Donathan was 5-11 and 135 pounds his freshman year at Christian. He’s grown nearly 3 and added about 80 pounds.
“Sometimes,” he said, “when I look at pictures of me from eighth and ninth grade, I don’t recognize msyelf. It’s pretty crazy.”
The strength and skill work have allowed Donathan to be a feared catcher, known for throwing out base runners and producing big hits.
“It doesn’t matter where you pitch him,” Providence Day coach Jim Cerbie said. “You pitch him inside, he’ll pull it. Pitch him away, he’ll hit it to right-center. He’s just a big, strong kid who gets a manly hack.
“If you can keep the guys in front of him off the bases, you can limit the damage he can do. But if those guys get on base, you’re setting the table for a really big problem.”
Simmons said Donathan’s work ethic made him a Rawlings preseason All-American and an ACC college prospect.
“He’s probably one of the hardest-working kids I’ve ever had,” Simmons said. “He’s a two-year captain and we don’t have very many junior captains. He just works hard. He’s a kid who loves the game and he’s always out here.
“I’ll come home from church and he’ll be (on the field) hitting. And the great thing is, it’s not just him. He’ll bring four or five other guys from the team with him.”

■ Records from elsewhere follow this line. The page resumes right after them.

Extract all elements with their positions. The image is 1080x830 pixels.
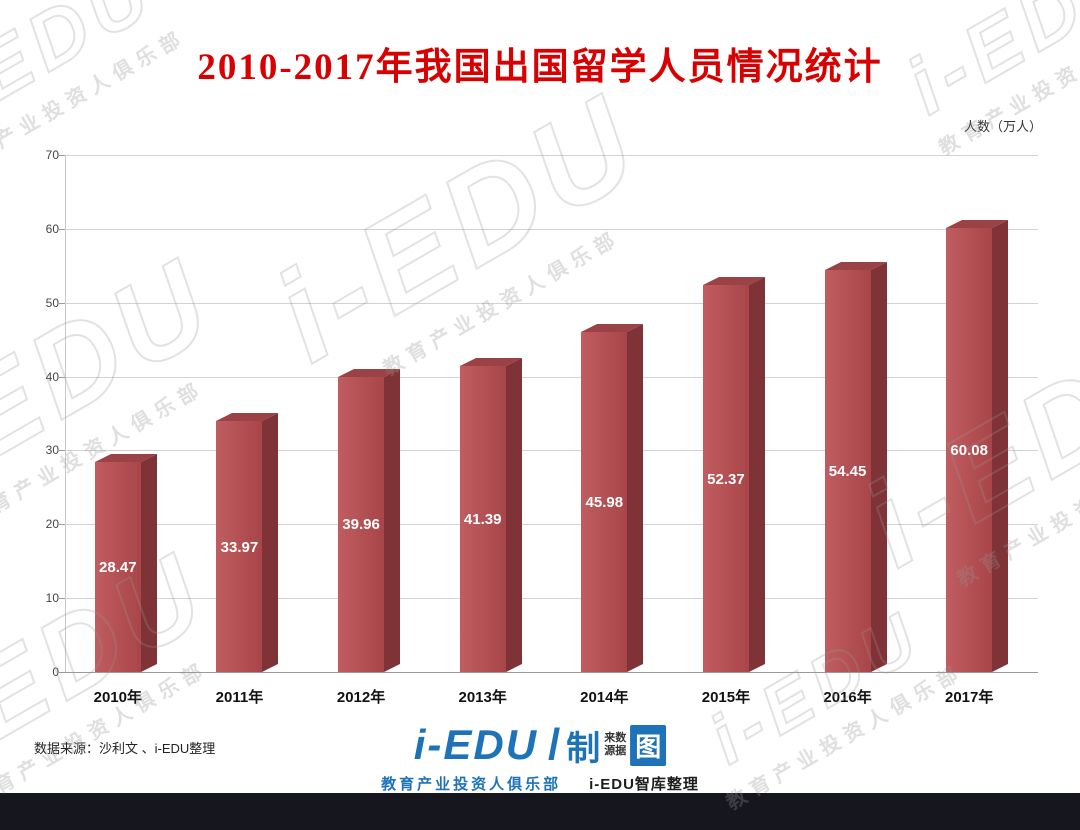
- y-tick-label: 30: [45, 443, 59, 458]
- logo-slash: /: [548, 720, 561, 769]
- bar-value-label: 41.39: [463, 511, 502, 529]
- bar-2013年: 41.39: [459, 358, 522, 672]
- bars-group: 28.47 33.97 39.96 41.39 45.98 52.37 54.45 60.08: [65, 155, 1038, 672]
- x-axis-label: 2014年: [580, 689, 629, 706]
- footer-logo-subrow: 教育产业投资人俱乐部 i-EDU智库整理: [381, 773, 699, 794]
- y-tick-mark: [59, 155, 65, 156]
- gridline: [65, 302, 1038, 304]
- bar-side-face: [262, 413, 279, 672]
- bar-side-face: [870, 261, 887, 672]
- x-axis-label: 2011年: [215, 689, 264, 706]
- bar-front-face: [459, 366, 506, 672]
- brand-logo-text: i-EDU: [413, 721, 539, 768]
- bar-chart: 0 10 20 30 40 50 60 70 28.47 33.97 39.96 41.39 45.9…: [46, 148, 1038, 706]
- watermark: i-EDU 教育产业投资人俱乐部: [0, 0, 191, 181]
- y-tick-label: 70: [45, 148, 59, 162]
- x-axis-label: 2010年: [93, 689, 142, 706]
- y-tick-label: 60: [45, 221, 59, 236]
- logo-small-text: 来数 源据: [604, 732, 626, 757]
- gridline: [65, 598, 1038, 600]
- bar-side-face: [384, 368, 401, 672]
- y-axis-line: [65, 155, 66, 672]
- bar-2017年: 60.08: [946, 220, 1009, 672]
- bar-front-face: [702, 285, 749, 672]
- page-title: 2010-2017年我国出国留学人员情况统计: [197, 47, 883, 88]
- bar-front-face: [94, 461, 141, 672]
- bar-2011年: 33.97: [216, 413, 279, 672]
- y-tick-mark: [59, 450, 65, 452]
- bar-value-label: 54.45: [828, 462, 867, 480]
- y-tick-label: 20: [45, 517, 59, 532]
- gridline: [65, 155, 1038, 156]
- logo-subtitle-club: 教育产业投资人俱乐部: [381, 776, 562, 793]
- y-tick-label: 10: [45, 591, 59, 606]
- bar-side-face: [505, 358, 522, 672]
- x-axis-label: 2013年: [458, 689, 507, 706]
- x-axis-label: 2017年: [945, 689, 994, 706]
- y-tick-label: 40: [45, 369, 59, 384]
- bar-2016年: 54.45: [824, 261, 887, 672]
- bar-front-face: [946, 228, 993, 672]
- bottom-strip: [0, 793, 1080, 830]
- logo-char-tu-badge: 图: [630, 724, 667, 766]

Simmons is in his 25th season as the Knights’ coach. He’s won 13 state championships and five of the past six. He said he’s coached 10 players who were taken in the Major League Baseball Draft or played professionally. Donathan is one of 70 players he’s coached to sign with a college.
“There’s no secret sauce,” Simmons said of Christian’s success. “There’s no magic bullet. We’ve got a process and our kids believe in the process and we try to outwork everybody and commit to that process. I think the hard part is everybody thinks, when you’re winning, you’ve either got a corner on the market, or you’re cheating or doing something nobody else does.
“I’m doing the same thing I did 25 years ago. We just want to outwork people. We want to come to the ballpark and take more ground balls, more fly balls, swing the bat more. Instead of complicating the game, we want to simplify it. And the secret is, we’ve had some good players here, too.”
Like Donathan, whom Simmons believes has the tools to become a professional player one day, given his powerful right arm and batting acumen.
But what Donathan wants for now is pretty simple: to leave high school with a state championship.
“That’s what you work for all offseason, and it’s been a rocky, up-and-down season for me, especially with the injuries,” Donathan said. “But to go out being one of the elders of the team and winning (a state championship) would be super special.
“Not that the one we won sophomore year wasn’t special, but I was in a supporting role then, to now being the guy. This year is a big difference, and to go out of on top now, man, it would be super special.”